As Feridas Invisíveis do TDAH: Autoestima, Crítica Constante e Sofrimento Acumulado

A baixa autoestima em pessoas com TDAH não é fraqueza — é resultado de anos de críticas, comparações e fracassos percebidos. Entenda esse sofrimento e como abordá-lo.

← Voltar para a página inicial Mulher com mãos na cabeça cercada por símbolos de sobrecarga — representa o sofrimento emocional e a baixa autoestima no TDAH não diagnosticado

Existe um tipo de sofrimento que o TDAH produz e que raramente aparece nos critérios diagnósticos: o sofrimento construído ao longo do tempo por críticas reiteradas, sentimentos persistentes de inadequação e a sensação de que, por mais que se tente, nunca é suficiente.

Esse sofrimento é real. E tem nome.

A voz crítica que vira interna

Crianças com dificuldades de manter foco, terminar tarefas ou seguir comandos costumam ser chamadas de "desleixadas", "preguiçosas" ou "desobedientes". Quando essa avaliação vem de figuras de autoridade — pais, professores — e se repete ao longo dos anos, ela deixa de ser externa.

A voz crítica se internaliza, e o sujeito passa a se culpar por não conseguir "ser como os outros", mesmo quando se esforça muito.
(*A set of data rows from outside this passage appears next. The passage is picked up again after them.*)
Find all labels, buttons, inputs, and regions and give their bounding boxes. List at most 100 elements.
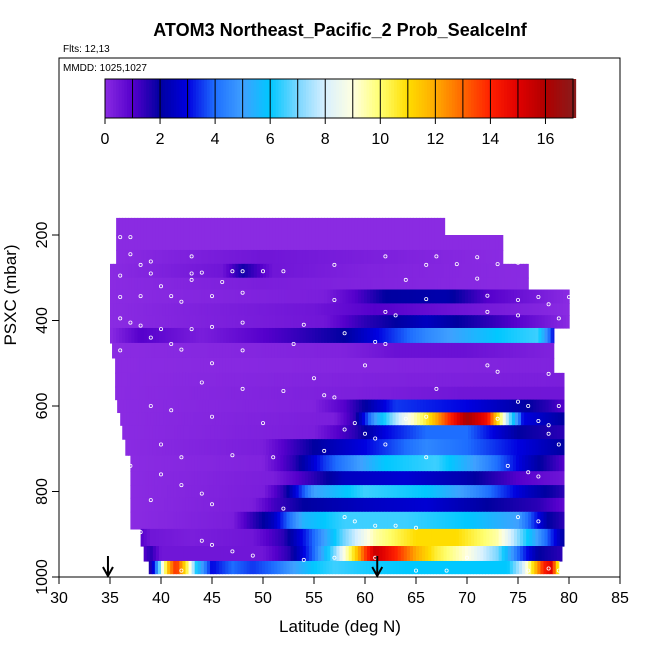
heatmap-cell <box>359 386 364 401</box>
heatmap-cell <box>133 372 138 388</box>
colorbar-swatch <box>495 79 500 118</box>
heatmap-cell <box>238 249 243 265</box>
heatmap-cell <box>427 471 431 486</box>
heatmap-cell <box>436 455 441 472</box>
heatmap-cell <box>434 425 439 440</box>
heatmap-cell <box>485 485 490 499</box>
heatmap-cell <box>168 235 172 251</box>
heatmap-cell <box>235 546 240 562</box>
heatmap-cell <box>483 425 487 440</box>
heatmap-cell <box>212 412 216 426</box>
heatmap-cell <box>232 439 237 456</box>
heatmap-cell <box>192 327 197 344</box>
heatmap-cell <box>506 372 511 388</box>
heatmap-cell <box>525 455 529 472</box>
heatmap-cell <box>143 546 148 562</box>
heatmap-cell <box>207 303 212 316</box>
heatmap-cell <box>189 315 194 329</box>
heatmap-cell <box>269 439 273 456</box>
heatmap-cell <box>538 425 543 440</box>
heatmap-cell <box>509 471 514 486</box>
heatmap-cell <box>237 357 242 374</box>
heatmap-cell <box>563 399 565 414</box>
heatmap-cell <box>330 439 334 456</box>
heatmap-cell <box>436 386 441 401</box>
heatmap-cell <box>151 455 156 472</box>
heatmap-cell <box>222 485 226 499</box>
heatmap-cell <box>500 511 505 530</box>
colorbar-swatch <box>528 79 533 118</box>
heatmap-cell <box>263 546 267 562</box>
heatmap-cell <box>442 485 447 499</box>
heatmap-cell <box>140 528 145 547</box>
heatmap-cell <box>494 560 499 575</box>
heatmap-cell <box>472 412 476 426</box>
heatmap-cell <box>381 386 385 401</box>
heatmap-cell <box>356 511 361 530</box>
heatmap-cell <box>204 439 209 456</box>
heatmap-cell <box>145 357 150 374</box>
heatmap-cell <box>436 357 441 374</box>
heatmap-cell <box>139 497 144 513</box>
heatmap-cell <box>425 528 429 547</box>
heatmap-cell <box>288 399 293 414</box>
heatmap-cell <box>293 303 298 316</box>
heatmap-cell <box>152 217 157 236</box>
heatmap-cell <box>460 357 465 374</box>
heatmap-cell <box>536 399 541 414</box>
heatmap-cell <box>500 357 505 374</box>
heatmap-cell <box>479 357 483 374</box>
colorbar-swatch <box>385 79 389 118</box>
heatmap-cell <box>246 511 251 530</box>
sample-point <box>148 403 153 408</box>
heatmap-cell <box>348 425 353 440</box>
heatmap-cell <box>292 372 297 388</box>
heatmap-cell <box>281 249 286 265</box>
heatmap-cell <box>256 277 261 291</box>
heatmap-cell <box>510 289 515 304</box>
colorbar-swatch <box>209 79 213 118</box>
heatmap-cell <box>559 546 563 562</box>
heatmap-cell <box>422 327 426 344</box>
heatmap-cell <box>247 277 252 291</box>
heatmap-cell <box>484 412 488 426</box>
colorbar-swatch <box>435 79 439 118</box>
heatmap-cell <box>403 327 408 344</box>
heatmap-cell <box>165 315 169 329</box>
heatmap-cell <box>256 327 261 344</box>
heatmap-cell <box>501 439 506 456</box>
heatmap-cell <box>561 386 565 401</box>
heatmap-cell <box>189 439 194 456</box>
heatmap-cell <box>353 357 358 374</box>
heatmap-cell <box>543 372 548 388</box>
heatmap-cell <box>495 528 500 547</box>
heatmap-cell <box>148 342 153 359</box>
heatmap-cell <box>430 497 434 513</box>
heatmap-cell <box>477 439 481 456</box>
heatmap-cell <box>321 263 325 279</box>
heatmap-cell <box>473 497 477 513</box>
colorbar-swatch <box>347 79 351 118</box>
heatmap-cell <box>292 342 297 359</box>
heatmap-cell <box>412 327 417 344</box>
heatmap-cell <box>377 399 381 414</box>
heatmap-cell <box>222 471 226 486</box>
heatmap-cell <box>427 342 431 359</box>
heatmap-cell <box>323 497 327 513</box>
heatmap-cell <box>376 315 380 329</box>
heatmap-cell <box>285 412 290 426</box>
heatmap-cell <box>142 386 147 401</box>
heatmap-cell <box>506 560 511 575</box>
heatmap-cell <box>357 327 362 344</box>
heatmap-cell <box>479 560 483 575</box>
heatmap-cell <box>119 249 123 265</box>
heatmap-cell <box>445 485 450 499</box>
heatmap-cell <box>452 327 457 344</box>
heatmap-cell <box>223 315 227 329</box>
heatmap-cell <box>265 471 269 486</box>
heatmap-cell <box>369 485 373 499</box>
heatmap-cell <box>259 303 264 316</box>
heatmap-cell <box>500 342 505 359</box>
heatmap-cell <box>538 439 543 456</box>
heatmap-cell <box>495 315 500 329</box>
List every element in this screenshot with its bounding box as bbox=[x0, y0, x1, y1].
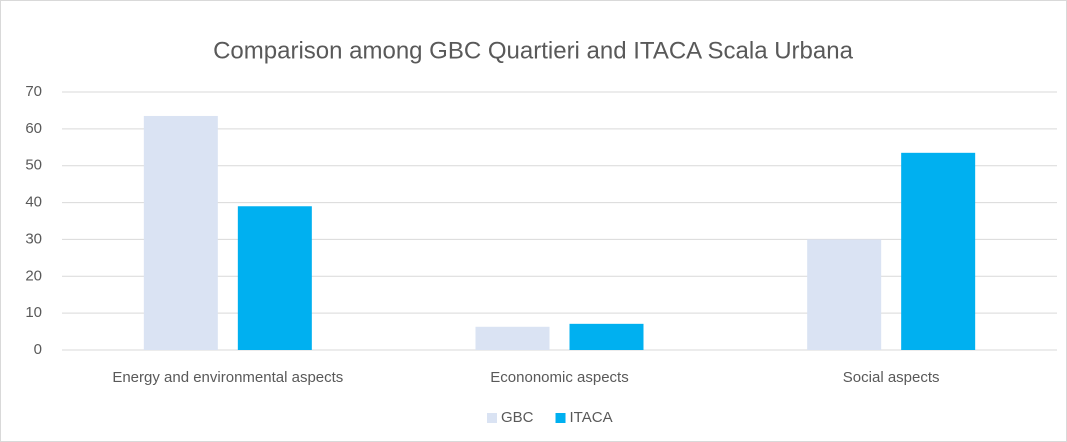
bar bbox=[569, 323, 644, 350]
y-tick-label: 10 bbox=[25, 304, 42, 321]
x-tick-label: Energy and environmental aspects bbox=[112, 369, 343, 386]
legend-label: GBC bbox=[501, 409, 534, 426]
bar bbox=[475, 326, 550, 350]
y-tick-label: 70 bbox=[25, 83, 42, 100]
x-tick-label: Econonomic aspects bbox=[490, 369, 628, 386]
legend-swatch bbox=[487, 413, 497, 423]
y-tick-label: 20 bbox=[25, 267, 42, 284]
x-tick-label: Social aspects bbox=[843, 369, 940, 386]
y-tick-label: 60 bbox=[25, 120, 42, 137]
y-tick-label: 50 bbox=[25, 157, 42, 174]
chart-title: Comparison among GBC Quartieri and ITACA… bbox=[213, 37, 853, 64]
y-tick-label: 40 bbox=[25, 194, 42, 211]
bar bbox=[807, 239, 882, 350]
bar bbox=[143, 115, 218, 350]
bar bbox=[901, 152, 976, 350]
y-tick-label: 30 bbox=[25, 230, 42, 247]
legend-label: ITACA bbox=[570, 409, 613, 426]
bar bbox=[237, 206, 312, 350]
y-tick-label: 0 bbox=[34, 341, 42, 358]
legend-swatch bbox=[555, 413, 566, 423]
Beck (1967) descreve esse processo como a formação de crenças centrais negativas — base para o desenvolvimento de quadros depressivos e ansiosos.

O problema não está na falta de esforço. Está na distância entre o esforço real — que frequentemente é enorme — e o resultado externo esperado, mediada por dificuldades neurobiológicas que ninguém ensinou a nomear.

A comparação que machuca

Pessoas com TDAH frequentemente observam que seus pares parecem realizar tarefas com facilidade no ambiente escolar, profissional ou familiar. Esse contraste entre o esforço interno e o desempenho externo esperado gera um sentimento persistente de inadequação.
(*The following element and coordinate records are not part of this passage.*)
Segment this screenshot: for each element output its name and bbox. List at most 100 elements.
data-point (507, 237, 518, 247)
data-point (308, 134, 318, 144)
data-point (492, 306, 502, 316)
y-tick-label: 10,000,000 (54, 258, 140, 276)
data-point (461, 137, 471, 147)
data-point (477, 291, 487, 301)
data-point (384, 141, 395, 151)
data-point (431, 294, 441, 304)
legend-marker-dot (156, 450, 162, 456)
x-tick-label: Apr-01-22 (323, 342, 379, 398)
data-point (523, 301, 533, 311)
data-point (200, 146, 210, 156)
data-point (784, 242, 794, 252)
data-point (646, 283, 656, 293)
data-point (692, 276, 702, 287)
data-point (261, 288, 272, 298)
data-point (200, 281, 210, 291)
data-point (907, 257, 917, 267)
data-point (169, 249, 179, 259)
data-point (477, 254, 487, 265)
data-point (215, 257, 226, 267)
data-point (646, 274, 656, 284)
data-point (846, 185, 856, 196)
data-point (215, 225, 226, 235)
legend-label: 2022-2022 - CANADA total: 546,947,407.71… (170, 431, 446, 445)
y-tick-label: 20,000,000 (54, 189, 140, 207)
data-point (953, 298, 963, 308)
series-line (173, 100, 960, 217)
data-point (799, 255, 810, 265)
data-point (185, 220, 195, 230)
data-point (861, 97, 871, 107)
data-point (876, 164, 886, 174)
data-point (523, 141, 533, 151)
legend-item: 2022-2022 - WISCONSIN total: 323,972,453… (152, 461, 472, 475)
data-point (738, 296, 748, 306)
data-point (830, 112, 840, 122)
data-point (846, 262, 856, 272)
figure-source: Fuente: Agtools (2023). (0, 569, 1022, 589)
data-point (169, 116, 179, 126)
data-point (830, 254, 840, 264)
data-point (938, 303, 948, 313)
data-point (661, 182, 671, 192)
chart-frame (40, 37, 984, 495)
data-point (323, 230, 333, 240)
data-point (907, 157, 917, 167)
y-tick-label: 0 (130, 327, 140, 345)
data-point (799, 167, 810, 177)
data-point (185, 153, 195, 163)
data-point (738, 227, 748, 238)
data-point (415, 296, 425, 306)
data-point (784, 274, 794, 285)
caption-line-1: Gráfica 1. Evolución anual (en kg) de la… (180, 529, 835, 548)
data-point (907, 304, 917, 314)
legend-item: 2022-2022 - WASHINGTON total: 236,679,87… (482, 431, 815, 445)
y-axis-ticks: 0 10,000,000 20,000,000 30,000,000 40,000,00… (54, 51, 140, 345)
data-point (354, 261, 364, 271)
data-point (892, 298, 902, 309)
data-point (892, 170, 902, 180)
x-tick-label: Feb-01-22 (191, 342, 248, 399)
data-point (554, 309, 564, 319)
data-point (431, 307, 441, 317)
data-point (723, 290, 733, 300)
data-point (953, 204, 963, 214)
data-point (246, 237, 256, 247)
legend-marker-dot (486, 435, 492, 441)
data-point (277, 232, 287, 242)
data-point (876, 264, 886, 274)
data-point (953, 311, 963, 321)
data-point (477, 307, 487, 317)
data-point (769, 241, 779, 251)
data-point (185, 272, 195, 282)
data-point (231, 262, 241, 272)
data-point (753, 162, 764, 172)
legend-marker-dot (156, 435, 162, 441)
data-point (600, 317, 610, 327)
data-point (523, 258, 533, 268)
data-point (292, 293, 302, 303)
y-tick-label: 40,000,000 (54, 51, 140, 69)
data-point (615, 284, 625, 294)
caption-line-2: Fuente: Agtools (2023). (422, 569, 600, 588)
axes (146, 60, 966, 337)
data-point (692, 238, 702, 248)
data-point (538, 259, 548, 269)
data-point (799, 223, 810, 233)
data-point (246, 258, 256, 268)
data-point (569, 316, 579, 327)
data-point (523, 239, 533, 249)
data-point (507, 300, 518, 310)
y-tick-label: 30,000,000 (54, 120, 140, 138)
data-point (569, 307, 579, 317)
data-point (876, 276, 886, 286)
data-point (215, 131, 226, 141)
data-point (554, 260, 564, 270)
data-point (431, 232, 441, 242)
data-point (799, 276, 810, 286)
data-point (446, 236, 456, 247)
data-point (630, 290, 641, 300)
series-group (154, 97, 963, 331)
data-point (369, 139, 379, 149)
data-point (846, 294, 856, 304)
Pela Teoria da Comparação Social (Festinger, 1954), avaliamos nossas habilidades com base nos outros. No contexto do TDAH, esse mecanismo pode ser cruel: a discrepância entre intenção e resultado — mediada por dificuldades executivas — é interpretada como falha pessoal. O resultado é vergonha, sensação de inutilidade e maior risco de comorbidades.
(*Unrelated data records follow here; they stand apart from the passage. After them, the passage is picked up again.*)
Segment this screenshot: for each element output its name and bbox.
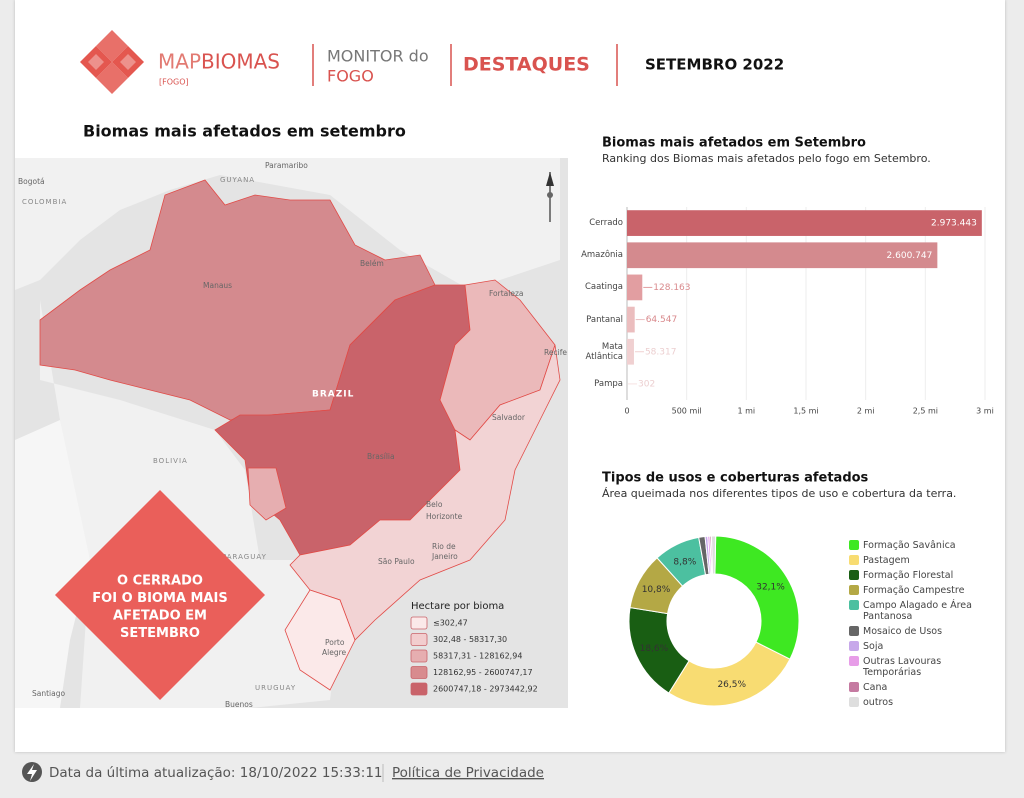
privacy-link[interactable]: Política de Privacidade	[392, 765, 544, 781]
place: Alegre	[322, 648, 347, 657]
place: Paramaribo	[265, 161, 308, 170]
legend-swatch	[410, 682, 428, 696]
section: DESTAQUES	[463, 54, 590, 76]
bar	[627, 338, 634, 365]
donut-title: Tipos de usos e coberturas afetados	[602, 471, 869, 486]
biomes	[39, 179, 561, 691]
north-arrow	[546, 172, 554, 222]
biome-mata-atlantica	[289, 344, 561, 641]
place: Santiago	[32, 689, 65, 698]
bar-title: Biomas mais afetados em Setembro	[602, 136, 866, 151]
callout-line: O CERRADO	[117, 574, 203, 589]
legend-swatch	[410, 633, 428, 646]
map-labels: Bogotá COLOMBIA GUYANA Paramaribo Belém …	[18, 161, 567, 709]
slice-label: 18,6%	[640, 644, 669, 654]
country: COLOMBIA	[22, 198, 67, 206]
value-label: 58.317	[645, 347, 677, 357]
slice-label: 8,8%	[673, 557, 696, 567]
place: Fortaleza	[489, 289, 524, 298]
land	[15, 420, 90, 708]
legend-swatch	[410, 666, 428, 679]
logo	[80, 30, 144, 94]
slice-label: 10,8%	[642, 585, 671, 595]
brand-prefix: MAP	[158, 50, 201, 74]
slice-label: 26,5%	[717, 680, 746, 690]
value-label: 302	[638, 379, 655, 389]
biome-pampa	[284, 589, 356, 691]
biome-pantanal	[247, 467, 287, 521]
legend-swatch	[410, 649, 428, 663]
brand-tag: [FOGO]	[159, 78, 189, 87]
place: Brasília	[367, 452, 395, 461]
x-tick-label: 2,5 mi	[913, 407, 938, 416]
x-tick-label: 2 mi	[857, 407, 875, 416]
place: São Paulo	[378, 557, 415, 566]
country: GUYANA	[220, 176, 255, 184]
monitor-fire: FOGO	[327, 67, 374, 86]
map-legend-title: Hectare por bioma	[411, 601, 504, 612]
country: BRAZIL	[312, 390, 354, 400]
legend-label: 302,48 - 58317,30	[433, 635, 507, 644]
donut-slice	[668, 641, 791, 707]
callout-line: AFETADO EM	[113, 609, 207, 624]
place: Janeiro	[431, 552, 458, 561]
legend-label: 128162,95 - 2600747,17	[433, 668, 533, 677]
bar	[627, 210, 982, 236]
bar-subtitle: Ranking dos Biomas mais afetados pelo fo…	[602, 152, 931, 165]
biome-amazonia	[39, 179, 436, 421]
place: Manaus	[203, 281, 232, 290]
place: Buenos	[225, 700, 253, 709]
callout-diamond	[55, 490, 265, 700]
slice-label: 32,1%	[756, 582, 785, 592]
bolt	[27, 764, 37, 781]
value-label: 128.163	[653, 283, 690, 293]
legend-label: 2600747,18 - 2973442,92	[433, 685, 538, 694]
period: SETEMBRO 2022	[645, 56, 784, 74]
map-title: Biomas mais afetados em setembro	[83, 122, 406, 141]
donut-slice	[710, 535, 717, 575]
brand-main: BIOMAS	[201, 50, 280, 74]
legend-swatch	[410, 616, 428, 630]
callout-line: FOI O BIOMA MAIS	[92, 591, 227, 606]
bar	[627, 306, 635, 333]
place: Rio de	[432, 542, 456, 551]
monitor: MONITOR do	[327, 47, 429, 66]
bar	[627, 242, 938, 269]
bar	[627, 274, 643, 301]
donut-slice	[714, 535, 800, 660]
value-label: 64.547	[646, 315, 678, 325]
place: Belém	[360, 259, 384, 268]
donut-subtitle: Área queimada nos diferentes tipos de us…	[602, 487, 956, 500]
country: BOLIVIA	[153, 457, 188, 465]
place: Porto	[325, 638, 345, 647]
legend-label: ≤302,47	[433, 619, 468, 628]
place: Recife	[544, 348, 567, 357]
x-tick-label: 0	[624, 407, 629, 416]
x-tick-label: 1 mi	[738, 407, 756, 416]
place: Horizonte	[426, 512, 463, 521]
country: PARAGUAY	[222, 553, 267, 561]
x-tick-label: 1,5 mi	[793, 407, 818, 416]
land	[15, 158, 560, 290]
place: Salvador	[492, 413, 526, 422]
place: Bogotá	[18, 177, 45, 186]
callout-line: SETEMBRO	[120, 626, 200, 641]
update-date: Data da última atualização: 18/10/2022 1…	[49, 765, 383, 781]
value-label: 2.600.747	[887, 251, 933, 261]
country: URUGUAY	[255, 684, 296, 692]
place: Belo	[426, 500, 443, 509]
x-tick-label: 3 mi	[976, 407, 994, 416]
value-label: 2.973.443	[931, 219, 977, 229]
x-tick-label: 500 mil	[672, 407, 702, 416]
legend-label: 58317,31 - 128162,94	[433, 652, 522, 661]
Baixa autoestima como mediadora do sofrimento

A autoestima reduzida não nasce da falta de autoconhecimento. Nasce da vivência repetida do fracasso, da punição e da decepção — de si mesmo e dos outros. Estudos mostram que a autoestima atua como mediadora entre os sintomas de TDAH e a saúde mental geral, funcionando como fator de proteção quando preservada.

O ciclo que se retroalimenta

Dificuldade executiva não reconhecida
Crítica externa repetida
Crença de inadequação internalizada
Procrastinação, evitação e autossabotagem
Novos fracassos que reforçam a crença

Quando não reconhecida e abordada, a baixa autoestima alimenta procrastinação, evitação e autossabotagem — comportamentos que perpetuam o ciclo e reforçam o próprio transtorno.

O que a clínica pode fazer

A Terapia Cognitivo-Comportamental (TCC) tem evidências de eficácia ao trabalhar a reestruturação de crenças disfuncionais de inadequação e autocrítica. Estratégias baseadas em mindfulness auxiliam na autorregulação emocional e na redução da reatividade aos próprios erros.

Uma avaliação neuropsicológica que investigue além do desempenho objetivo — considerando aspectos emocionais, sociais e subjetivos — permite uma compreensão mais integral do paciente e do seu sofrimento. Dificuldades persistentes em funções executivas, desempenho acadêmico e relações interpessoais contribuem para uma autoestima fragilizada ao longo do tempo.

Um rastreio clínico ajuda a compreender se esses impactos refletem padrões neurocognitivos consistentes — e não simples "falta de vontade".


Referências

Beck, A. T. (1967). Depression: Clinical, experimental, and theoretical aspects. Harper & Row.

Festinger, L. (1954). A theory of social comparison processes. Human Relations, 7(2), 117–140.

Miller, T. W., Kraus, R. F., & Bersani, G. (2007). Self-esteem and psychiatric disorders. Journal of Psychiatric Practice.

Hounie, A. G., & Camargos, W. (2005). Manual Clínico do TDAH.